I really enjoy building side projects. I love coding and I love solving problems, no matter how trivial or large they might seem. After creating dozens of side projects over the years, I thought it might be worth sharing the approach I take from concept to launch.

Scratch An Itch

All my projects start off with a personal problem I want to solve. When I built the COVID19API I wanted to understand the likelihood or being trapped in Switzerland, when I built Fight A Bear I needed an easy way of having randomised HIIT workouts created, and recently GitPilotAI was built to automate away the mundane.

The scope of these problems is narrow enough for me to be productive and get to work, without spending loads of time trying to understand technical aspects that will have a large impact down the line. The key is to get coding as soon as possible, and in order to do that you need to understand a narrow problem deeply enough.

Some problems I want to tackle are larger, like building an automated trading algorithm system, but I still take the same approach. I understand roughly the system architecture and scope of work and find some logical grouping for pieces of functionality. These are hardly ever perfectly scoped, but you work to minimise any potential damage from bad decisions.

Code Early And Rough

When I get down to coding, it’s normally hacking at first. I want to test one single thing first and I focus on that. I write in Go, so this normally means putting that functionality in the main function and just running the program. 

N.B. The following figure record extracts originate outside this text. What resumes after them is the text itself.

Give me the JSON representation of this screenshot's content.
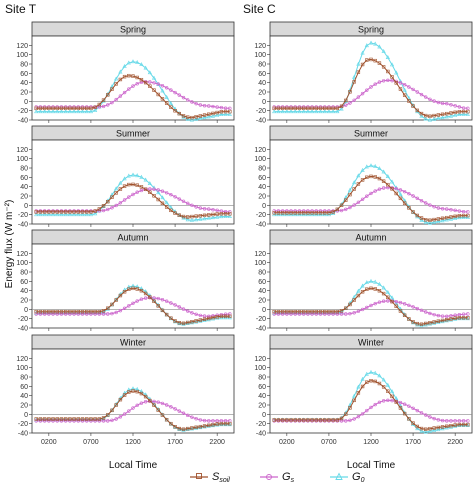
{
  "figure": {
    "site_titles": [
      "Site T",
      "Site C"
    ],
    "y_axis_label": "Energy flux (W m⁻²)",
    "x_axis_label": "Local Time",
    "legend": [
      {
        "key": "ssoil",
        "base": "S",
        "sub": "soil",
        "color": "#a0522d",
        "marker": "square"
      },
      {
        "key": "gs",
        "base": "G",
        "sub": "s",
        "color": "#cc66cc",
        "marker": "circle"
      },
      {
        "key": "g0",
        "base": "G",
        "sub": "0",
        "color": "#66d9e8",
        "marker": "triangle"
      }
    ],
    "x_ticks": [
      "0200",
      "0700",
      "1200",
      "1700",
      "2200"
    ],
    "x_tick_values": [
      2,
      7,
      12,
      17,
      22
    ],
    "y_ticks": [
      "-40",
      "-20",
      "0",
      "20",
      "40",
      "60",
      "80",
      "100",
      "120"
    ],
    "y_tick_values": [
      -40,
      -20,
      0,
      20,
      40,
      60,
      80,
      100,
      120
    ]
  },
  "chart_data": [
    {
      "type": "line",
      "site": "Site T",
      "panel": "Spring",
      "xlim": [
        0,
        24
      ],
      "ylim": [
        -40,
        140
      ],
      "series": [
        {
          "name": "Ssoil",
          "shape": "peak",
          "params": {
            "base": -15,
            "t0": 7,
            "tp": 11.5,
            "peak": 55,
            "t1": 19,
            "trough": -35,
            "end": -22
          }
        },
        {
          "name": "Gs",
          "shape": "wave",
          "params": {
            "base": -12,
            "t0": 8,
            "tp": 13.5,
            "peak": 42,
            "t1": 21,
            "trough": -10,
            "end": -15
          }
        },
        {
          "name": "G0",
          "shape": "peak",
          "params": {
            "base": -22,
            "t0": 7,
            "tp": 12,
            "peak": 85,
            "t1": 19,
            "trough": -40,
            "end": -28
          }
        }
      ]
    },
    {
      "type": "line",
      "site": "Site C",
      "panel": "Spring",
      "xlim": [
        0,
        24
      ],
      "ylim": [
        -40,
        140
      ],
      "series": [
        {
          "name": "Ssoil",
          "shape": "peak",
          "params": {
            "base": -15,
            "t0": 8,
            "tp": 11.8,
            "peak": 90,
            "t1": 19,
            "trough": -32,
            "end": -22
          }
        },
        {
          "name": "Gs",
          "shape": "wave",
          "params": {
            "base": -12,
            "t0": 8,
            "tp": 14,
            "peak": 45,
            "t1": 21,
            "trough": -5,
            "end": -15
          }
        },
        {
          "name": "G0",
          "shape": "peak",
          "params": {
            "base": -22,
            "t0": 8,
            "tp": 12,
            "peak": 125,
            "t1": 19,
            "trough": -40,
            "end": -28
          }
        }
      ]
    },
    {
      "type": "line",
      "site": "Site T",
      "panel": "Summer",
      "xlim": [
        0,
        24
      ],
      "ylim": [
        -40,
        140
      ],
      "series": [
        {
          "name": "Ssoil",
          "shape": "peak",
          "params": {
            "base": -14,
            "t0": 7,
            "tp": 11.8,
            "peak": 45,
            "t1": 18.5,
            "trough": -25,
            "end": -18
          }
        },
        {
          "name": "Gs",
          "shape": "wave",
          "params": {
            "base": -12,
            "t0": 8,
            "tp": 14,
            "peak": 35,
            "t1": 21,
            "trough": -8,
            "end": -14
          }
        },
        {
          "name": "G0",
          "shape": "peak",
          "params": {
            "base": -20,
            "t0": 7,
            "tp": 12,
            "peak": 65,
            "t1": 19,
            "trough": -32,
            "end": -24
          }
        }
      ]
    },
    {
      "type": "line",
      "site": "Site C",
      "panel": "Summer",
      "xlim": [
        0,
        24
      ],
      "ylim": [
        -40,
        140
      ],
      "series": [
        {
          "name": "Ssoil",
          "shape": "peak",
          "params": {
            "base": -16,
            "t0": 7,
            "tp": 12,
            "peak": 62,
            "t1": 19,
            "trough": -32,
            "end": -22
          }
        },
        {
          "name": "Gs",
          "shape": "wave",
          "params": {
            "base": -12,
            "t0": 8,
            "tp": 14,
            "peak": 38,
            "t1": 21,
            "trough": -8,
            "end": -14
          }
        },
        {
          "name": "G0",
          "shape": "peak",
          "params": {
            "base": -20,
            "t0": 7,
            "tp": 12,
            "peak": 85,
            "t1": 19,
            "trough": -38,
            "end": -26
          }
        }
      ]
    },
    {
      "type": "line",
      "site": "Site T",
      "panel": "Autumn",
      "xlim": [
        0,
        24
      ],
      "ylim": [
        -40,
        140
      ],
      "series": [
        {
          "name": "Ssoil",
          "shape": "peak",
          "params": {
            "base": -5,
            "t0": 8,
            "tp": 12,
            "peak": 45,
            "t1": 18,
            "trough": -30,
            "end": -15
          }
        },
        {
          "name": "Gs",
          "shape": "wave",
          "params": {
            "base": -10,
            "t0": 9,
            "tp": 14,
            "peak": 25,
            "t1": 21,
            "trough": -15,
            "end": -10
          }
        },
        {
          "name": "G0",
          "shape": "peak",
          "params": {
            "base": -8,
            "t0": 8,
            "tp": 12,
            "peak": 50,
            "t1": 18,
            "trough": -32,
            "end": -18
          }
        }
      ]
    },
    {
      "type": "line",
      "site": "Site C",
      "panel": "Autumn",
      "xlim": [
        0,
        24
      ],
      "ylim": [
        -40,
        140
      ],
      "series": [
        {
          "name": "Ssoil",
          "shape": "peak",
          "params": {
            "base": -5,
            "t0": 8,
            "tp": 12,
            "peak": 45,
            "t1": 18,
            "trough": -32,
            "end": -18
          }
        },
        {
          "name": "Gs",
          "shape": "wave",
          "params": {
            "base": -10,
            "t0": 9,
            "tp": 14,
            "peak": 18,
            "t1": 21,
            "trough": -15,
            "end": -10
          }
        },
        {
          "name": "G0",
          "shape": "peak",
          "params": {
            "base": -8,
            "t0": 8,
            "tp": 12,
            "peak": 60,
            "t1": 18,
            "trough": -35,
            "end": -20
          }
        }
      ]
    },
    {
      "type": "line",
      "site": "Site T",
      "panel": "Winter",
      "xlim": [
        0,
        24
      ],
      "ylim": [
        -40,
        140
      ],
      "series": [
        {
          "name": "Ssoil",
          "shape": "peak",
          "params": {
            "base": -10,
            "t0": 8,
            "tp": 12,
            "peak": 50,
            "t1": 18,
            "trough": -32,
            "end": -20
          }
        },
        {
          "name": "Gs",
          "shape": "wave",
          "params": {
            "base": -14,
            "t0": 9,
            "tp": 14,
            "peak": 28,
            "t1": 21,
            "trough": -14,
            "end": -14
          }
        },
        {
          "name": "G0",
          "shape": "peak",
          "params": {
            "base": -12,
            "t0": 8,
            "tp": 12,
            "peak": 55,
            "t1": 18,
            "trough": -34,
            "end": -22
          }
        }
      ]
    },
    {
      "type": "line",
      "site": "Site C",
      "panel": "Winter",
      "xlim": [
        0,
        24
      ],
      "ylim": [
        -40,
        140
      ],
      "series": [
        {
          "name": "Ssoil",
          "shape": "peak",
          "params": {
            "base": -12,
            "t0": 8,
            "tp": 12,
            "peak": 72,
            "t1": 18.5,
            "trough": -32,
            "end": -22
          }
        },
        {
          "name": "Gs",
          "shape": "wave",
          "params": {
            "base": -14,
            "t0": 9,
            "tp": 14,
            "peak": 30,
            "t1": 21,
            "trough": -14,
            "end": -14
          }
        },
        {
          "name": "G0",
          "shape": "peak",
          "params": {
            "base": -12,
            "t0": 8,
            "tp": 12,
            "peak": 90,
            "t1": 18.5,
            "trough": -38,
            "end": -24
          }
        }
      ]
    }
  ]
}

For example, if I want to have an automated note categorisation system, one key element is to be able to parse notes in a given format. I start there, building out a parsing function using a hardcoded file path on disk. Once it works, I break the functionality out into a separate function and abstract out what I can. 

When you’re doing this part of the process, don’t think too deeply about what this might mean for the broader system. Just focus on a very narrow piece, hack until it works, and then work your way up. All the tidying and good coding practices can be built from the solid foundation of functioning code. 

It’s normally during this time that I’ll start adding in some unit tests. Once it’s working, write a test confirming it’s working (both positive and negative testing, with a few use cases for each).

Release And Iterate

If I want to learn new patterns in Go, or a new way to develop (TDD or DDD) I might pick a problem and use it to explore these skills. I also might just want to solve a problem in the best way I know how to.

Some projects are used as a vehicle to develop your skills and others are used to implement your existing skills. This will impact what you do when you are ready for release. Being ready for release can mean be being satisfied that you learnt some skill and leaving the repo static, using the tool as is and never touching it again, or using it as a starting point for feedback from yourself (and maybe others) using this product.

If improving this product is something you want, then you’ll need to iterate from feedback. The advice here is the same: focus narrowly. Take note of all feedback, but choose what to implement based on your area of focus in the project. Only once you are satisfied that narrow part is working as it should then you should move on. 

A typical case of this is as follows. You’ve built your little project, maybe it gives spending insights of government based on public data. The problem you wanted to solve was “how does the government spend collected tax money, and how much return do they get on that spending?”. The first implementation could result in a webpage with no CSS at all, a table and some summary text. The biggest piece of initial feedback you are likely to get is “this needs to be way better looking, I want to see the data in graphs and query the data”. You need to decide if this aligns with the narrow scope, and it will likely not. Is the data being returned accurate? Does it give you the base level of functionality to answer your question? If not, you’re not ready to move on.

Expand Or Be Satisfied

Depending on your initial goal, you now decide where you want to head with the project. It might be time to move on, or there might be some desire left to move it forward. If you move forward, you’d repeat the process above.

Using this iterative approach lets you tackle a few things. You learn how to break a project down into what actually matters, work on that until it is solved, and through doing so get to learn a new skill and way of working. Side projects are my main vehicle for self-improvement and refreshing my skills, and when the projects are interesting I find myself spending almost all my free time on them. The upshot is all that time is spent growing my skill level and capacity.